I believe this can be sorted simply by opening Task Manager and ending the hl2.exe process and then retrying it

Hope this works,
Redeye


----------



## kdrboom55 (Jan 20, 2011)

*Re: garrys mod hl2.exe has stopped working*



Redeye3323 said:


> Welcome to TSF,
> 
> I believe this can be sorted simply by opening Task Manager and ending the hl2.exe process and then retrying it
> 
> ...


i dont even know how to get to my task manager lol


----------



## Elvenleader3 (Jan 1, 2010)

*Re: garrys mod hl2.exe has stopped working*

Ctrl+Alt+Del should get you to a screen, and click on Task Manager.


----------



## kdrboom55 (Jan 20, 2011)

*Re: garrys mod hl2.exe has stopped working*



elvenleader3 said:


> Ctrl+Alt+Del should get you to a screen, and click on Task Manager.


wont that shut down my computer


----------



## kdrboom55 (Jan 20, 2011)

*Re: garrys mod hl2.exe has stopped working*



elvenleader3 said:


> Ctrl+Alt+Del should get you to a screen, and click on Task Manager.


oh ok nvr mind that got me to task manager i did that then it gets to the loading screen 4 garrys mod then it still keeps saying it but i did go to task manager and do it...i think it has somethin to do with the launch options


----------



## Redeye3323 (Sep 20, 2009)

*Re: garrys mod hl2.exe has stopped working*

kdr, wait until the the Steam message has stopped saying "Loading Garry's Mod" or what it says and if it opens then you should be ok. If not, follow what I said and press the key combo Elvenleader said.

Once you have it up, you need to click the "Processes" Tab (if not already selected) and look for "hl2.exe". Once you find it, right click the Process and choose the "End Process" option.

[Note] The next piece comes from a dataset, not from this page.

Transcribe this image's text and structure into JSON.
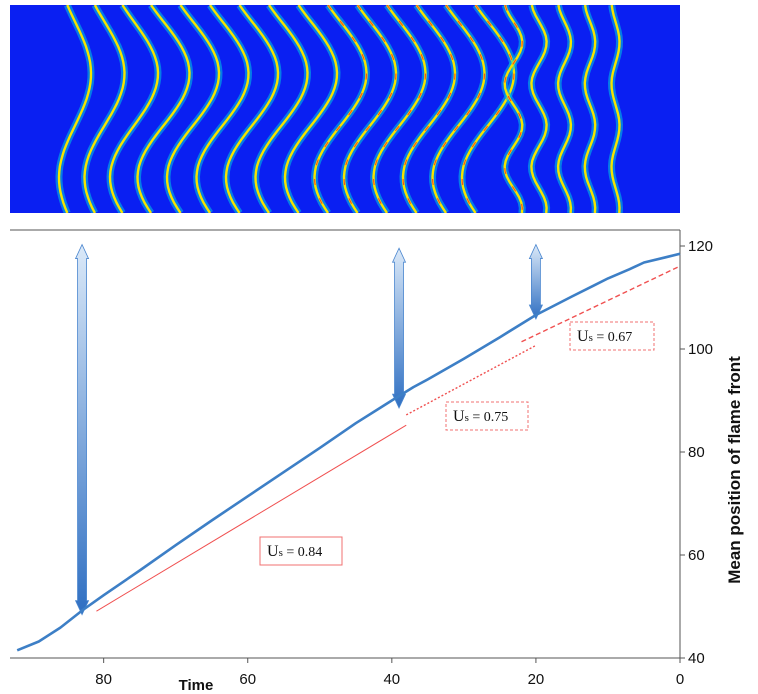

You will have to respond to a message which pops up saying about Stability, which is not an issue in this case (but you shouldn't end processes unless you know what you are doing).

Hope this works,
Redeye


----------



## kdrboom55 (Jan 20, 2011)

*Re: garrys mod hl2.exe has stopped working*



Redeye3323 said:


> kdr, wait until the the Steam message has stopped saying "Loading Garry's Mod" or what it says and if it opens then you should be ok. If not, follow what I said and press the key combo Elvenleader said.
> 
> Once you have it up, you need to click the "Processes" Tab (if not already selected) and look for "hl2.exe". Once you find it, right click the Process and choose the "End Process" option. You will have to respond to a message which pops up saying about Stability, which is not an issue in this case (but you shouldn't end processes unless you know what you are doing).
> 
> ...


thz alot it workedray:


----------



## Elvenleader3 (Jan 1, 2010)

*Re: garrys mod hl2.exe has stopped working*

Glad to see your problem was fixed. Enjoy GMod


----------



## Redeye3323 (Sep 20, 2009)

Yey, another problem Solved 

I have had the same problem before so I knew that this would probably work


----------



## Jimboed (Apr 29, 2011)

I've had the exact same problem and the solution posted here does not work..


----------



## Redeye3323 (Sep 20, 2009)

Hey Jimboed,

Can you make a new thread in the PC Gaming Support Forum and send me a link via PM (or post it here).

We tackle each problem seperatly as an issue can have different causes in different cases.

Thanks,
Redeye


----------